Cédric Jubillar, le mari de Delphine, disparue dans la nuit du 15 au 16 décembre à Cagnac-les-Mines, lors d'une marche blanche à Albi. — FRED SCHEIBER / AFP
  • Depuis plus d’un an, Cédric Jubillar, soupçonné du meurtre de sa femme dans la nuit du 15 au 16 décembre 2020 à Cagnac-les-Mines, est en détention provisoire.
  • En juin, la justice a décidé de renouveler son mandat de dépôt pour une durée de six mois. Ses avocats ont fait appel.
  • Une nouvelle fois, la justice a décidé de retoquer l’appel de Cédric Jubillar et le maintenir derrière les barreaux alors que les recherches se poursuivent sur le terrain pour tenter de retrouver le corps de l’infirmière.

Les juges de la chambre de l’instruction de la cour d’appel de Toulouse n’ont pas changé d’avis. Pour elles, la place de Cédric Jubillar est bien derrière les barreaux de la maison d’arrêt de Seysses, au sud de Toulouse. Ce lundi, les magistrates ont décidé de suivre les réquisitions de l’avocat général et de maintenir en détention provisoire le mari de l’infirmière disparue du domicile conjugal dans la nuit du 15 au 16 décembre 2020, à Cagnac-les-Mines dans le Tarn.

Mardi dernier, les trois avocats du plaquiste tarnais, en prison depuis plus d’un an pour le meurtre de son épouse, avaient plaidé en appel contre le renouvellement du mandat de dépôt pour six mois de leur client. Ces derniers avaient demandé qu’il recouvre la liberté, évoquant des garanties, notamment au niveau du logement, pour ce père de deux enfants.

« Nous exhortons la justice à respecter les règles, celle de la présomption d’innocence, celle qui dit que la détention est exceptionnelle.

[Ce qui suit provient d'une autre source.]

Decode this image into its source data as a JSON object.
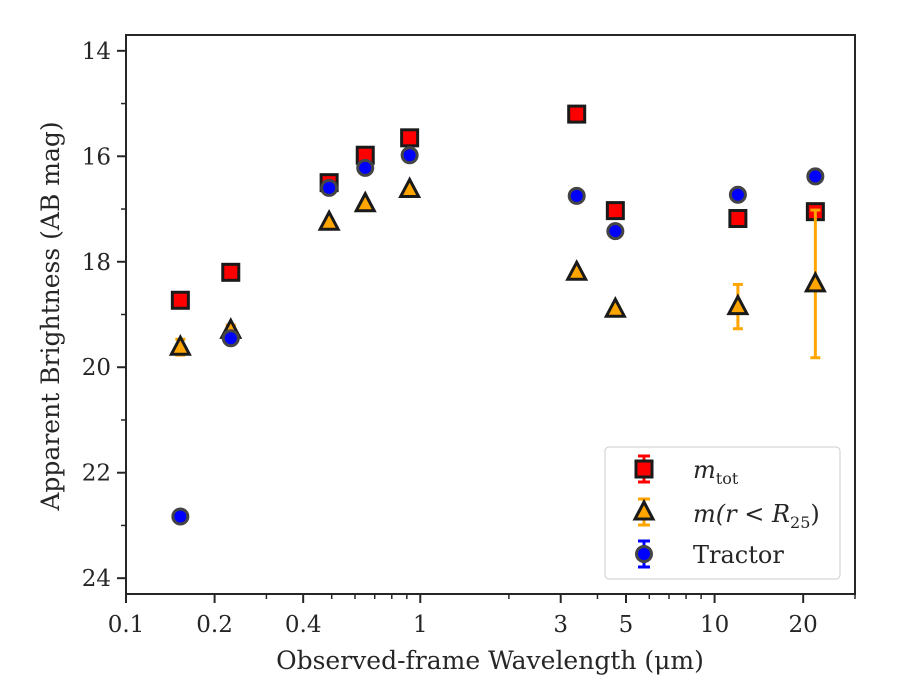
{
  "chart_data": {
    "type": "scatter",
    "title": "",
    "xlabel": "Observed-frame Wavelength (μm)",
    "ylabel": "Apparent Brightness (AB mag)",
    "x_scale": "log",
    "xlim": [
      0.1,
      30
    ],
    "ylim": [
      24.3,
      13.7
    ],
    "y_inverted": true,
    "x_ticks": [
      0.1,
      0.2,
      0.4,
      1,
      3,
      5,
      10,
      20
    ],
    "x_tick_labels": [
      "0.1",
      "0.2",
      "0.4",
      "1",
      "3",
      "5",
      "10",
      "20"
    ],
    "y_ticks": [
      14,
      16,
      18,
      20,
      22,
      24
    ],
    "y_tick_labels": [
      "14",
      "16",
      "18",
      "20",
      "22",
      "24"
    ],
    "grid": false,
    "legend_position": "lower-right",
    "series": [
      {
        "name": "m_tot",
        "legend_main": "m",
        "legend_sub": "tot",
        "marker": "square",
        "color": "#ff0000",
        "points": [
          {
            "x": 0.153,
            "y": 18.73,
            "err": 0.05
          },
          {
            "x": 0.227,
            "y": 18.2,
            "err": 0.05
          },
          {
            "x": 0.49,
            "y": 16.5,
            "err": 0.05
          },
          {
            "x": 0.65,
            "y": 15.98,
            "err": 0.05
          },
          {
            "x": 0.92,
            "y": 15.65,
            "err": 0.05
          },
          {
            "x": 3.4,
            "y": 15.2,
            "err": 0.05
          },
          {
            "x": 4.6,
            "y": 17.03,
            "err": 0.05
          },
          {
            "x": 12.0,
            "y": 17.18,
            "err": 0.05
          },
          {
            "x": 22.0,
            "y": 17.05,
            "err": 0.05
          }
        ]
      },
      {
        "name": "m(r < R25)",
        "legend_main": "m(r < R",
        "legend_sub": "25",
        "legend_close": ")",
        "marker": "triangle",
        "color": "#ffa500",
        "points": [
          {
            "x": 0.153,
            "y": 19.62,
            "err": 0.15
          },
          {
            "x": 0.227,
            "y": 19.3,
            "err": 0.1
          },
          {
            "x": 0.49,
            "y": 17.25,
            "err": 0.05
          },
          {
            "x": 0.65,
            "y": 16.9,
            "err": 0.05
          },
          {
            "x": 0.92,
            "y": 16.63,
            "err": 0.05
          },
          {
            "x": 3.4,
            "y": 18.2,
            "err": 0.05
          },
          {
            "x": 4.6,
            "y": 18.9,
            "err": 0.05
          },
          {
            "x": 12.0,
            "y": 18.85,
            "err": 0.42
          },
          {
            "x": 22.0,
            "y": 18.42,
            "err": 1.4
          }
        ]
      },
      {
        "name": "Tractor",
        "marker": "circle",
        "color": "#0000ff",
        "points": [
          {
            "x": 0.153,
            "y": 22.83,
            "err": 0.05
          },
          {
            "x": 0.227,
            "y": 19.45,
            "err": 0.05
          },
          {
            "x": 0.49,
            "y": 16.6,
            "err": 0.05
          },
          {
            "x": 0.65,
            "y": 16.22,
            "err": 0.05
          },
          {
            "x": 0.92,
            "y": 15.98,
            "err": 0.05
          },
          {
            "x": 3.4,
            "y": 16.75,
            "err": 0.05
          },
          {
            "x": 4.6,
            "y": 17.42,
            "err": 0.05
          },
          {
            "x": 12.0,
            "y": 16.73,
            "err": 0.05
          },
          {
            "x": 22.0,
            "y": 16.38,
            "err": 0.05
          }
        ]
      }
    ]
  }
}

Ils parlent d’indices qu’ils prétendent graves et concordants, en prenant le risque de dire tout et son contraire, ou tout et n’importe quoi », avait réagi Me Alexandre Martin à l’issue de l’audience.

Il faisait référence à la voiture qui aurait pu être utilisée pour transporter le corps de l’infirmière. « Une fois c’est la voiture du couple, une fois celle du voisin », ont critiqué les conseils de Cédric Jubillar, dénonçant le dossier « vide » de l’accusation.

« Face à un entêtement »

Contrairement aux avocats de la partie civile pour qui l’instruction vient conforter les indices graves et concordants, notamment les analyses du téléphone de Cédric Jubillar qui montrent selon Laurent Boguet, qui défend les intérêts des enfants du couple, que Cédric Jubillar l’a volontairement éteint la nuit de la disparition.

« On doit combattre des éléments juridiques qui n’en sont pas, des éléments à charge qui n’en sont pas. Nous continuerons à nous entêter de la même manière que la justice en sens inverse. Nous allons continuer à exercer les droits qui sont les nôtres pour essayer de faire avancer les choses. Nous sommes face à un entêtement qui ne peut conduire qu’à un désastre », a déploré ce lundi Me Emmanuelle Franck, l’une des avocats de Cédric Jubillar après la décision de la chambre de l’instruction.